The Personal Localized Alert Network (PLAN) set to launch in New York City and Washington DC later this year is intended to alert the public via their cell phones in emergency situations. According to the Federal Communications Commission and the Federal Emergency Management Agency, the system would also warn about terrorist attacks and natural disasters.
Designed to update emergency broadcast systems of city sirens and TV alerts from the mid-fifties, PLAN is set to roll out across the country by end of 2012.
It is high time this low cost, customizable, high-tech alternative comes into place. And implemented correctly, this will not impact the privacy of individual citizens. Here’s why:
These systems should be designed to blast messages to each cellular tower in an impacted area. In turn, the tower should blast the message to every cell phone within its range. This doesn’t require mapping anything about a user, or pulling information back from that user’s phone. It’s simply a technology to push emergency content to every cell phone within an area to provide specific alerts about specific threats – whether those threats are natural disasters, terrorist threats, or otherwise.
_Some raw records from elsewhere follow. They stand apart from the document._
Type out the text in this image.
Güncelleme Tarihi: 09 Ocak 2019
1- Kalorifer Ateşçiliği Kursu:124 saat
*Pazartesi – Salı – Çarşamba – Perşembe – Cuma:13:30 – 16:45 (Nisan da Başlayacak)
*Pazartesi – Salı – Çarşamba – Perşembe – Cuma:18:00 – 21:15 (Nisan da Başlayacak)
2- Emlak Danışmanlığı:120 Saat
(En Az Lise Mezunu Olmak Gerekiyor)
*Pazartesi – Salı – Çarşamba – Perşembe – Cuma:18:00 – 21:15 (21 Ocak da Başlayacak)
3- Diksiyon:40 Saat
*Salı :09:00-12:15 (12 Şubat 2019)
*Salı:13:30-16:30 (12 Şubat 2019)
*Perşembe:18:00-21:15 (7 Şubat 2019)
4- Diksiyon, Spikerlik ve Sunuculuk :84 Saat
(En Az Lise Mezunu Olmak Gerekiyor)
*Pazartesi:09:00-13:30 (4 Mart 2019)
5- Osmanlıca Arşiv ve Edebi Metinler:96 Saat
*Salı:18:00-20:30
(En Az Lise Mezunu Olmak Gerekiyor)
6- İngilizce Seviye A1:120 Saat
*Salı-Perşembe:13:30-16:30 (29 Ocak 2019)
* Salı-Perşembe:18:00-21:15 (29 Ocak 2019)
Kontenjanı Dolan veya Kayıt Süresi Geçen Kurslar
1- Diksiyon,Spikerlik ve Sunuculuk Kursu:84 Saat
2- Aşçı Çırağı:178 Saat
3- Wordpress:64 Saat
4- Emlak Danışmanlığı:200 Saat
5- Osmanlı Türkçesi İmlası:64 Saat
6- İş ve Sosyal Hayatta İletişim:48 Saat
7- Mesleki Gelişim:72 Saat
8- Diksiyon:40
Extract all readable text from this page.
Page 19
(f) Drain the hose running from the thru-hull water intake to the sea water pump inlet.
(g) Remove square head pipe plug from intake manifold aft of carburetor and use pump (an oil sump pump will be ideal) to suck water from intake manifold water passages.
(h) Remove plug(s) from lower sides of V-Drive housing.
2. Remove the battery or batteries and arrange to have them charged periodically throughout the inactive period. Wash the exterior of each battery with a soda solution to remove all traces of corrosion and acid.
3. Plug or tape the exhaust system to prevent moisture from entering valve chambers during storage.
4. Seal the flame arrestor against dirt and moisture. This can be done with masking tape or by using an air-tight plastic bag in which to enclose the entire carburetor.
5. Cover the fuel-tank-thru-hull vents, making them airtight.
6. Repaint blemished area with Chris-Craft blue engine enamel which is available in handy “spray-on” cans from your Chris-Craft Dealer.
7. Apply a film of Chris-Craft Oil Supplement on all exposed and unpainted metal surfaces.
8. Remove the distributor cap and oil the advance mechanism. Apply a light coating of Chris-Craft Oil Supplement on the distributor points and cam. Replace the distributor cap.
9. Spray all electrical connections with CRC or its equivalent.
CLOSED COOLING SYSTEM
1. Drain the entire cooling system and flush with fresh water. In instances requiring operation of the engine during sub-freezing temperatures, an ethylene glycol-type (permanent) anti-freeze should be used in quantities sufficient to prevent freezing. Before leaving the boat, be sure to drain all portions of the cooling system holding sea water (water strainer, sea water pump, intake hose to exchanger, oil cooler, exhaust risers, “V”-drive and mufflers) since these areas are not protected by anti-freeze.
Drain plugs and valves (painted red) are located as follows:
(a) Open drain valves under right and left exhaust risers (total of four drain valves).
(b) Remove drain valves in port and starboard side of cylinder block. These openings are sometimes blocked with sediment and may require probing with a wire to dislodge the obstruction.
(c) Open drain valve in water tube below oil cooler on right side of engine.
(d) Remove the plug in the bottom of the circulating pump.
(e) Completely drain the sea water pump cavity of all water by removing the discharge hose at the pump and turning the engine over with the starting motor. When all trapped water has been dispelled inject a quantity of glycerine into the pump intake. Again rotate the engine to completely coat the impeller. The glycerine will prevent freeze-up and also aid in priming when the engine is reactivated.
By pushing messages to cell towers and then to any phone connected to that tower the system would know no more about the recipient than I would if I stood on a street corner and yelled out a warning to passersby who happened to be within hearing distance.
The brilliance of this technology is that warning messages can be honed to fit very specific locations. For example, those within a half-mile of where a river at flood stage is going to spill could be different than the message for those 3 miles away. Or, it could be providing different instructions as to where to bring wounded based on what roads are traversable.
If you don’t care to know when a disaster is headed your way, you will be able to opt out of the emergency alerts – but don’t then whine when disaster strikes. You will also be able to opt out of receiving Amber Alerts through this system (Amber alerts notify the public when a child has been abducted in their area so they can be on the lookout).
What you will not be able to opt out of are emergency alerts sent by the President, but since this Presidential messaging feature has been in place since the 1950’s without ever being used, the likelihood of receiving such a message is slim.
Imagine the difference this functionality could have made when SARS broke out, or when the 2004 tsunami hit Southeast Asia, or during Katrina, or in Japan with the devastating earthquake. When getting critical information to segments of the population is vital to their survival, nothing will work better than leveraging the technology in everyone’s pocket or purse.
While we do need to have oversight into the way these emergency broadcast systems are developed to ensure they do not encroach on our privacy, the tremendous boon these systems provide is a cause for celebration.